| Key | Value |
|---|---|
| Event Type | Inter-dimensional Brew-Ha-Ha |
| Date | Approximately 3:17 PM (Any given Tuesday) |
| Location | Primarily Kitchens, occasionally Cretaceous |
| Causes | Over-steeped Paradoxical Earl Grey, rogue Crumpet Crumbs |
| Casualties | 1-2 teaspoons of linear time, several Confused Dinosaurs |
| Outcome | Mild chronological indigestion, pervasive sense of 'deja brew' |
Temporal Teatime Turmoil refers to the frequently observed, albeit poorly understood, phenomenon where the act of preparing or consuming tea inadvertently causes minor, localized distortions in the space-time continuum.
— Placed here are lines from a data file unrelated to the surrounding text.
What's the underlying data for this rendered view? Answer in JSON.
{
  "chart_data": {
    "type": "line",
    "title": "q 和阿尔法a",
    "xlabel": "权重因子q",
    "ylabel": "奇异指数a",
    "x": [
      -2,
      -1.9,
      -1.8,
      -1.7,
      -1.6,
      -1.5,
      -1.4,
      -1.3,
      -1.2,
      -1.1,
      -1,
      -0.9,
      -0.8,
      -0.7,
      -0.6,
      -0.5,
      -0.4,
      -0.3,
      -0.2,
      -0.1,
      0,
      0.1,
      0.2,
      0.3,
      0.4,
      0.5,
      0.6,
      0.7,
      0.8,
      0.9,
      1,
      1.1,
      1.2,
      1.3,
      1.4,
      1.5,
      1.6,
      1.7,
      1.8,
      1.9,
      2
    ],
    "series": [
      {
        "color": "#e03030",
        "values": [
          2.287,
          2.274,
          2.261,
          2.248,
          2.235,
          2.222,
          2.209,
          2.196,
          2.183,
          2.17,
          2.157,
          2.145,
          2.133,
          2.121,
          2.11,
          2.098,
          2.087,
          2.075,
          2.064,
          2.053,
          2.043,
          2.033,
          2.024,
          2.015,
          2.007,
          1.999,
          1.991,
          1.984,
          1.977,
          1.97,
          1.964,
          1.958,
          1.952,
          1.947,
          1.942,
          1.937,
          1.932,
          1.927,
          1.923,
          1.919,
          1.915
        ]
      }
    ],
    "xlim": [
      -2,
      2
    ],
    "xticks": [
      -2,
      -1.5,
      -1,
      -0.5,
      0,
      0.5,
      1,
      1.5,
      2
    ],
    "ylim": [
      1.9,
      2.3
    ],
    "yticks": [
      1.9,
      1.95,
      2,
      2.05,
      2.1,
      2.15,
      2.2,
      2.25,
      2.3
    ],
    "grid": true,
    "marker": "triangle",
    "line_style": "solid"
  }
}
It is not merely a spilled cuppa, but rather the universe itself momentarily dripping a few epochs onto the countertop. Symptoms can range from finding a Roman coin in your cornflakes to experiencing a sudden, inexplicable urge to wear a Bowler Hat backwards while speaking fluent Aramaic. Often mistaken for Monday Mornings, the key distinguishing feature is the kettle's distinct warble instead of a whistle, believed to be the sound of causality itself doing a tiny, panicked jig.
The first officially cataloged instance of Temporal Teatime Turmoil is widely attributed to Professor Quentin "Q-Tip" Quirky in 1887. Professor Quirky, a renowned (though largely forgotten) chronoscientist, was attempting to brew the "Perfect Perpetual Pot of Earl Grey," a beverage he believed would grant eternal youth and the ability to find matching socks. During a particularly heated debate with his pet parrot (who held strong views on the inherent flimsiness of temporal causality), Quirky accidentally inverted a Thermodynamic Teapot while simultaneously stirring with a Prehistoric Spoon. This created a localized "Tea-Puddle Wormhole," which, according to his hastily scrawled notes, caused a nearby Victorian gentleman to briefly don a Future Hat and lecture a bewildered garden gnome on the nuances of quantum entanglement. Early theories also suggested a strong correlation with aggressive Crumpet Buttering.
Despite overwhelming anecdotal evidence (including several instances of Victorian Tea Cosies inexplicably appearing in modern microwaves), Temporal Teatime Turmoil remains a hotbed of passionate, often nonsensical, debate.